Appreciate The Animal
Greenhorn entrepreneurs, especially ones that are operating on absolute independence, tend to give their consumers too much credit when it comes to the way they think. The reliance on their money to be successful turns customers into quasi-gods we feel the urge to please. In doing so, we tend to think every customer who considers our brand has the thought process of a Consumer Reports tester. The result is that we spend far too much time trying to get people to focus on the very cerebral aspects of choosing our products and services. An example would be an internet marketing firm spending their time designing a website and churning out social media touch points that focus entirely on the ways in which search optimization works and so on. All the while they forget the basics for why people would consult such a service in the first place.
Never forget what drives the overwhelming majority of human decision making: primal needs. At the end of the day, people are almost exclusively preoccupied with making sure basic needs are met. This is the theory that drives the writings and work of economist Stephen Levitt, co-author of the New York Times bestseller Freakonomics, which deals directly with a reexamination of the global economy based on understanding human decision making in this context.

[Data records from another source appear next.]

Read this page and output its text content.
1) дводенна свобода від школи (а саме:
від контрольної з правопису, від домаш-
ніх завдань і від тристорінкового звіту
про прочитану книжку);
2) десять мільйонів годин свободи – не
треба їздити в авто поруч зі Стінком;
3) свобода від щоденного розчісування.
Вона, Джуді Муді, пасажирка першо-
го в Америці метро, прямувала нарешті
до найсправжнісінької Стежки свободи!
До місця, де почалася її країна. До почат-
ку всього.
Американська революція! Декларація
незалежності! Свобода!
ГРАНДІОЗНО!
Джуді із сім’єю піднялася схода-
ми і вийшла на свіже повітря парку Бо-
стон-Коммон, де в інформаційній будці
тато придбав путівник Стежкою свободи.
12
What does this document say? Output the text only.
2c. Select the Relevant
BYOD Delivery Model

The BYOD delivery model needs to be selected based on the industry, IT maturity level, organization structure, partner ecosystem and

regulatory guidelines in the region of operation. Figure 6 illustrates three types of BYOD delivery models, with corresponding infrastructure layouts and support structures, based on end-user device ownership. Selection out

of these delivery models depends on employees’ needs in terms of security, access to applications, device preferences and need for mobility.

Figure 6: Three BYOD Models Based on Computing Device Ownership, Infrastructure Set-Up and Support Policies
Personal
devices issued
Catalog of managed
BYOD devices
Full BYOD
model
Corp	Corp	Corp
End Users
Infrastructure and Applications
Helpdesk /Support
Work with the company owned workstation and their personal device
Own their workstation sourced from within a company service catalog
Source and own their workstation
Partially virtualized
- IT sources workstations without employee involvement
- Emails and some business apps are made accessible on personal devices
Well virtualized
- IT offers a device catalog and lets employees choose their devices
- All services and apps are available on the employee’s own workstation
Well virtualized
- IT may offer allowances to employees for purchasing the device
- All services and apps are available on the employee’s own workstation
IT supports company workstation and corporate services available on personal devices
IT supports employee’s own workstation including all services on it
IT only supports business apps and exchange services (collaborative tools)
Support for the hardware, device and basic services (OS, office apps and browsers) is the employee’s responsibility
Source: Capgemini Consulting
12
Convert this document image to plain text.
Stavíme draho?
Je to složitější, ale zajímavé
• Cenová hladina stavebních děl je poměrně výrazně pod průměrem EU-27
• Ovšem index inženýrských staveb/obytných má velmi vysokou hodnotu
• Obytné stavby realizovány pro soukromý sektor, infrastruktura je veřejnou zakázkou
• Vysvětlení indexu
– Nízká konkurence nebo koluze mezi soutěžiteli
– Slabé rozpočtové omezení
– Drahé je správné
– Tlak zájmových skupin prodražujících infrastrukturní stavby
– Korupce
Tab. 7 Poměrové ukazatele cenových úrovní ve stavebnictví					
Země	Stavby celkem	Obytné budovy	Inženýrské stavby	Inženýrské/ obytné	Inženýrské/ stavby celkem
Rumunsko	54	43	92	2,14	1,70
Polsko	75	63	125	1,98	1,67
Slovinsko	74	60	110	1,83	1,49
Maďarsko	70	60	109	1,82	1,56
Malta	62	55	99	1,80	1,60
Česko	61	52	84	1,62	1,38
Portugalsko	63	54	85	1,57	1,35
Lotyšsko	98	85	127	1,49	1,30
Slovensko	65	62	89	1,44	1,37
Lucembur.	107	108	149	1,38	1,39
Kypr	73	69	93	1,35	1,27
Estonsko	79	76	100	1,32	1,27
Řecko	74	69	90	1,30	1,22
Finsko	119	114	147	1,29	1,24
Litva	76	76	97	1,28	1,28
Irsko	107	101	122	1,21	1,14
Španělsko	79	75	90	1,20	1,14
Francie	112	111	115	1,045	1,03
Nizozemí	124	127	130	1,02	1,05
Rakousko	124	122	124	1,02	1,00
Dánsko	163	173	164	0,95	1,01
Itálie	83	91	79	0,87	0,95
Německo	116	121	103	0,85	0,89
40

But back to the example. Search engine optimization is an interesting subject. But what is the typical person or company looking for someone who knows SEO trying to accomplish? Typically it’s not to learn the ropes, but to have basic business ambitions met. Those ambitions are based, more times than not, on the immediate primal urges of the business owners: typically not enough money is being made, which is leading to a perceived lower quality of life for those working at the company. The drive toward your business is oftentimes based on the most simple of desires, ones that appeal to the animal tendencies within us all.
Establish Effective Advertising
Based on new found appreciation for the basic workings of the human brain, your marketing should be far more simpler than it otherwise would. Appeal to basic tenets of life; needs versus wants. No matter what your trade, there’s undoubtedly a primal urge that props it up or otherwise it wouldn’t exist. Finding that urge and exploiting it for the bettering of your marketing is key to succeeding as a start-up entrepreneur. People are always going to be much more concerned about the livelihood of their families than the ins and outs of a particular profession or business.
Little can be gained from over-analyzing the basic thoughts of those you market towards. Their reasoning for consulting your goods or services is something as simple as wanting to live in a more climate controlled home or have a more reliable means to travel to work. Overly sophisticated marketing campaigns, especially for those just starting out, can easily leave your market with nothing to go on but their intellect, which may or may not be an adequate enough of a source of decision. Instead, focus your marketing on the heart and on the gut. These places are where the majority of business decisions come from in the first place.